如果您的表格或序列很大，使用numpy可能会有帮助，因为它可能会显着提高速度。此外，numpy专门用于解决这类问题，而且方法简单易懂，仅需3到4行代码。

基本思路是将概率转换为累积概率，即将(.2, .5, .3)映射为(.2, .7, 1.)，然后在从0到1的平坦分布中生成随机数，这些随机数将落入累积和的箱子中，频率与权重相对应。可以使用Numpy的searchsorted快速找到随机值所在的箱子。也就是说，

import numpy as np

prob_table = {'aa': 0.2, 'ab': 0.3, 'ac': 0.5}
N = 10
k = 3   # number of strings (not number of characters)
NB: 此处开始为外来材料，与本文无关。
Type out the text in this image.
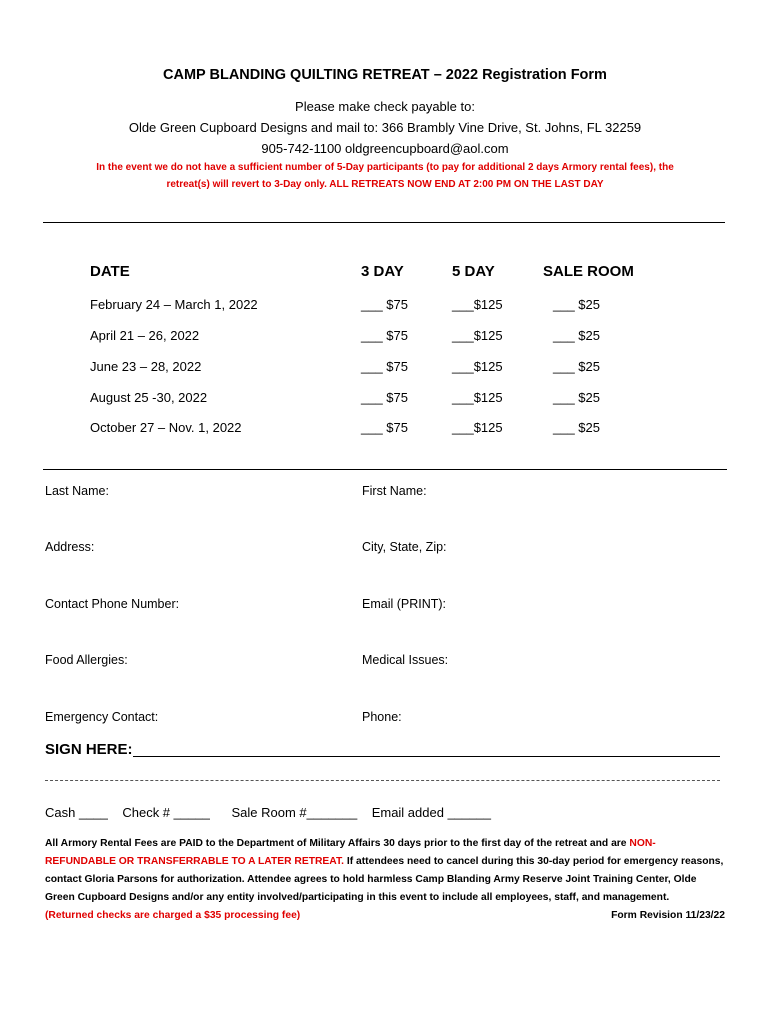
CAMP BLANDING QUILTING RETREAT – 2022 Registration Form
Please make check payable to:
Olde Green Cupboard Designs and mail to: 366 Brambly Vine Drive, St. Johns, FL 32259
905-742-1100 oldgreencupboard@aol.com
In the event we do not have a sufficient number of 5-Day participants (to pay for additional 2 days Armory rental fees), the
retreat(s) will revert to 3-Day only. ALL RETREATS NOW END AT 2:00 PM ON THE LAST DAY
DATE	3 DAY	5 DAY	SALE ROOM
February 24 – March 1, 2022	___ $75	___$125	___ $25
April 21 – 26, 2022	___ $75	___$125	___ $25
June 23 – 28, 2022	___ $75	___$125	___ $25
August 25 -30, 2022	___ $75	___$125	___ $25
October 27 – Nov. 1, 2022	___ $75	___$125	___ $25
Last Name:	First Name:
Address:	City, State, Zip:
Contact Phone Number:	Email (PRINT):
Food Allergies:	Medical Issues:
Emergency Contact:	Phone:
SIGN HERE:
Cash ____ Check # _____ Sale Room #_______ Email added ______

All Armory Rental Fees are PAID to the Department of Military Affairs 30 days prior to the first day of the retreat and are NON-REFUNDABLE OR TRANSFERRABLE TO A LATER RETREAT. If attendees need to cancel during this 30-day period for emergency reasons, contact Gloria Parsons for authorization. Attendee agrees to hold harmless Camp Blanding Army Reserve Joint Training Center, Olde Green Cupboard Designs and/or any entity involved/participating in this event to include all employees, staff, and management.     (Returned checks are charged a $35 processing fee)	Form Revision 11/23/22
rvals = np.random.random((N, k))         # generate a bunch of random values
string_indices = np.searchsorted(np.cumsum(prob_table.values()), rvals)   # weighted indices
x = np.array(prob_table.keys())[string_indices]     # get the strings associated with the indices
y = ["".join(x[i,:]) for i in range(x.shape[0])]    # convert this to a list of strings

# y = ['acabab', 'acacab', 'acabac', 'aaacaa', 'acabac', 'acacab', 'acabaa', 'aaabab', 'abacac', 'aaabab']
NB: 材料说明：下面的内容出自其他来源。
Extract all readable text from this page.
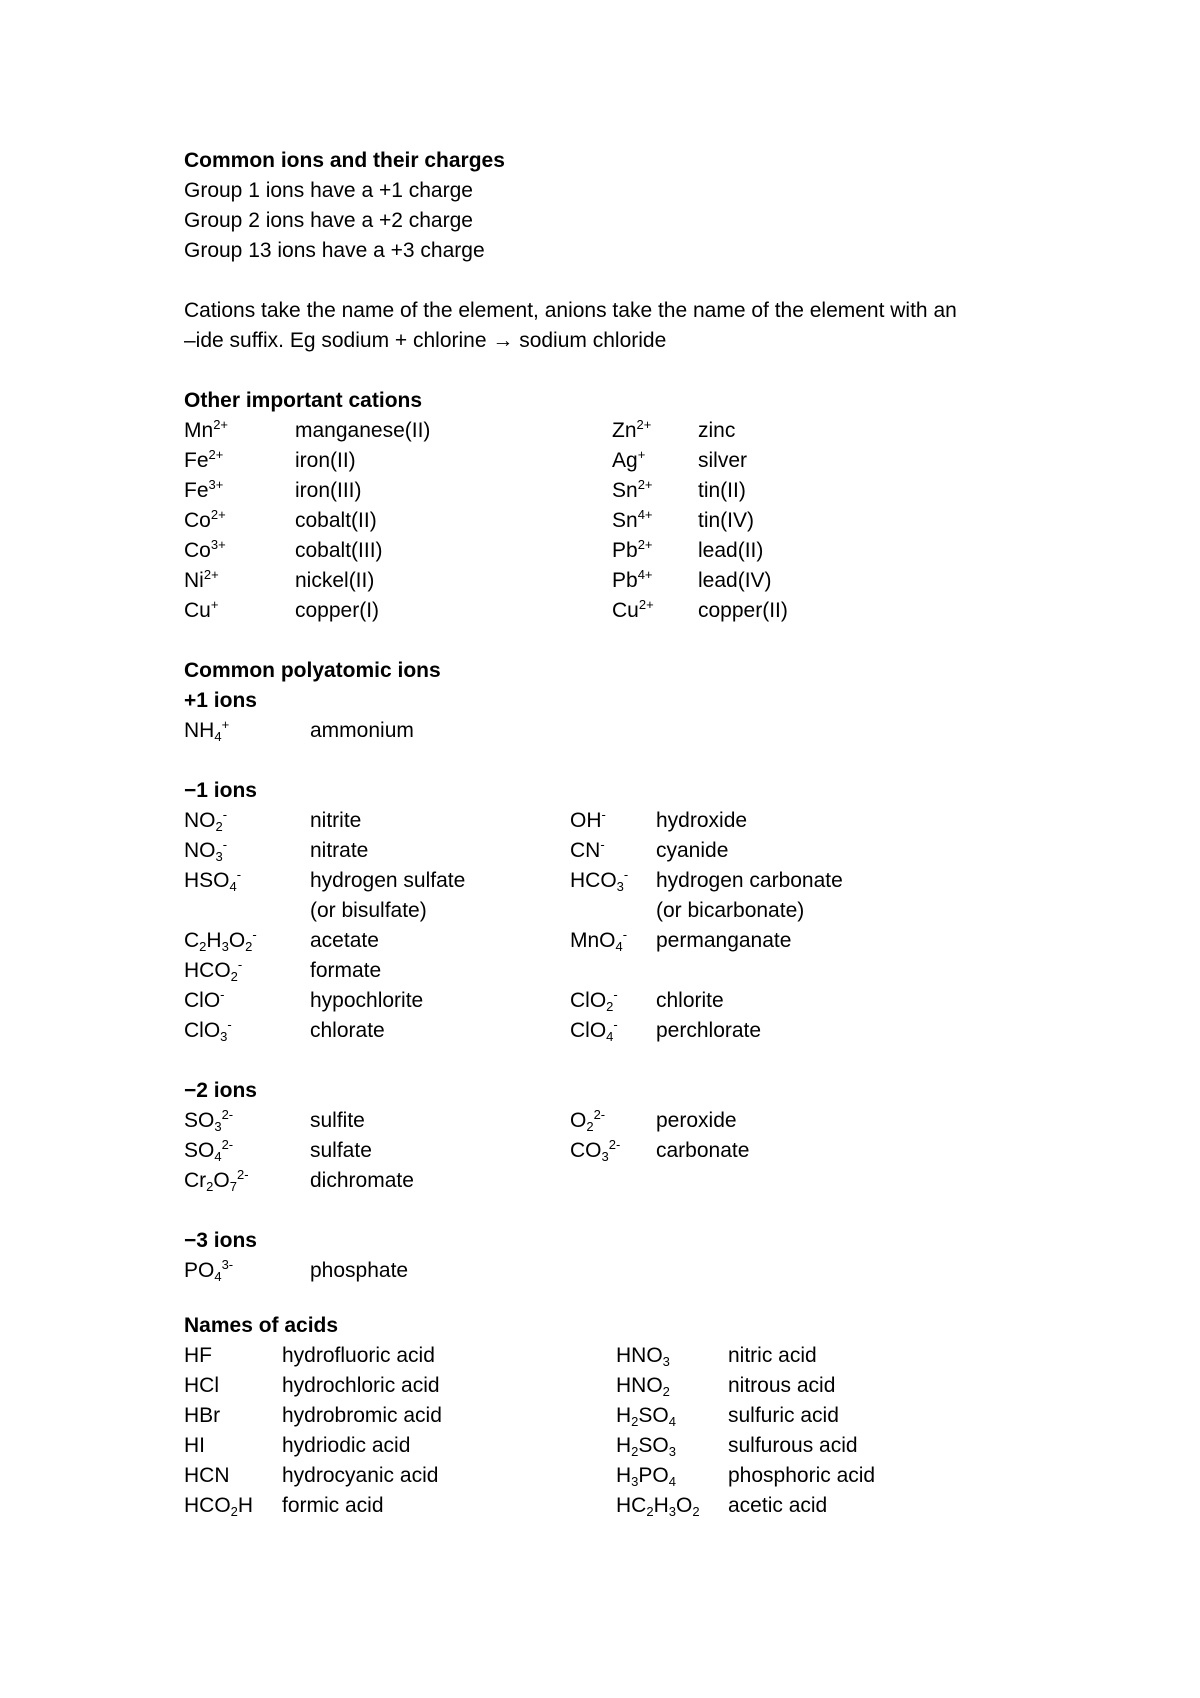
Common ions and their charges
Group 1 ions have a +1 charge
Group 2 ions have a +2 charge
Group 13 ions have a +3 charge
Cations take the name of the element, anions take the name of the element with an
–ide suffix. Eg sodium + chlorine → sodium chloride
Other important cations
$Mn^{2+}$	manganese(II)	$Zn^{2+}$ zinc
$Fe^{2+}$	iron(II)	Ag+	silver
$Fe^{3+}$	iron(III)	$Sn^{2+}$ tin(II)
$Co^{2+}$	cobalt(II)	$Sn^{4+}$ tin(IV)
$Co^{3+}$	cobalt(III)	$Pb^{2+}$ lead(II)
$Ni^{2+}$	nickel(II)	$Pb^{4+}$ lead(IV)
Cu+	copper(I)	$Cu^{2+}$ copper(II)
Common polyatomic ions
+1 ions
$NH_4^+$	ammonium
−1 ions
$NO_2^-$	nitrite	OH- hydroxide
$NO_3^-$	nitrate	CN- cyanide
$HSO_4^-$	hydrogen sulfate	$HCO_3^-$ hydrogen carbonate
(or bisulfate)	(or bicarbonate)
$C_2H_3O_2^-$	acetate	MnO$_4$- permanganate
$HCO_2^-$	formate
ClO-	hypochlorite	ClO$_2$- chlorite
ClO$_3$-	chlorate	ClO$_4$- perchlorate
−2 ions
$SO_3^{2-}$	sulfite	$O_2^{2-}$ peroxide
$SO_4^{2-}$	sulfate	$CO_3^{2-}$ carbonate
$Cr_2O_7^{2-}$	dichromate
−3 ions
$PO_4^{3-}$	phosphate
Names of acids
HF	hydrofluoric acid	$HNO_3$	nitric acid
HCl	hydrochloric acid	$HNO_2$	nitrous acid
HBr	hydrobromic acid	$H_2SO_4$ sulfuric acid
HI	hydriodic acid	$H_2SO_3$ sulfurous acid
HCN	hydrocyanic acid	$H_3PO_4$ phosphoric acid
$HCO_2H$ formic acid	$HC_2H_3O_2$ acetic acid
这里我使用k作为所需字符串的数量，而不是K作为字符的数量，因为问题陈述在字符串/字符方面存在歧义。

- tom10

网页内容由stack overflow 提供, 点击上面的

可以查看英文原文，
原文链接

- Blckknght · Accepted Answer

有一些良好的方法可以实现加权随机选择，这些方法在Python内置random模块的文档末尾描述：

一个常见任务是使用加权概率进行随机选择。

如果权重是小整数比例，则可以使用一种简单的技术来构建一个带有重复项的样本集：

>>> weighted_choices = [('Red', 3), ('Blue', 2), ('Yellow', 1), ('Green', 4)]
>>> population = [val for val, cnt in weighted_choices for i in range(cnt)]
>>> random.choice(population)
'Green'

更加通用的方法是使用itertools.accumulate()将权重累积到一个累积分布中，然后使用bisect.bisect()找到随机值的位置：

>>> choices, weights = zip(*weighted_choices)
>>> cumdist = list(itertools.accumulate(weights))
>>> x = random.random() * cumdist[-1]
>>> choices[bisect.bisect(cumdist, x)]
'Blue'

为了让你的问题得到更好的解决，我建议采取以下方法：

```html

要将上述方法应用于你的具体问题，可以这样做：

```

import random
import itertools
import bisect

def seq_prob(fprob_table, K=6, N=10):
    choices, weights = fprob_table.items()
    cumdist = list(itertools.accumulate(weights))

    results = []
    for _ in range(N):
        s = ""
        while len(s) < K:
            x = random.random() * cumdist[-1]
            s += choices[bisect.bisect(cumdist, x)]
        results.append(s)

    return results

假设您的概率表中的关键字符串长度都相同。如果它们有多个不同的长度，则此代码有时（也许大部分时间！）会给出比 K 字符更长的答案。我想它还假设 K 是关键字长度的精确倍数，尽管如果不是这样，它实际上也可以工作（只是会给出所有比 K 字符长的结果字符串，因为无法准确获得 K）。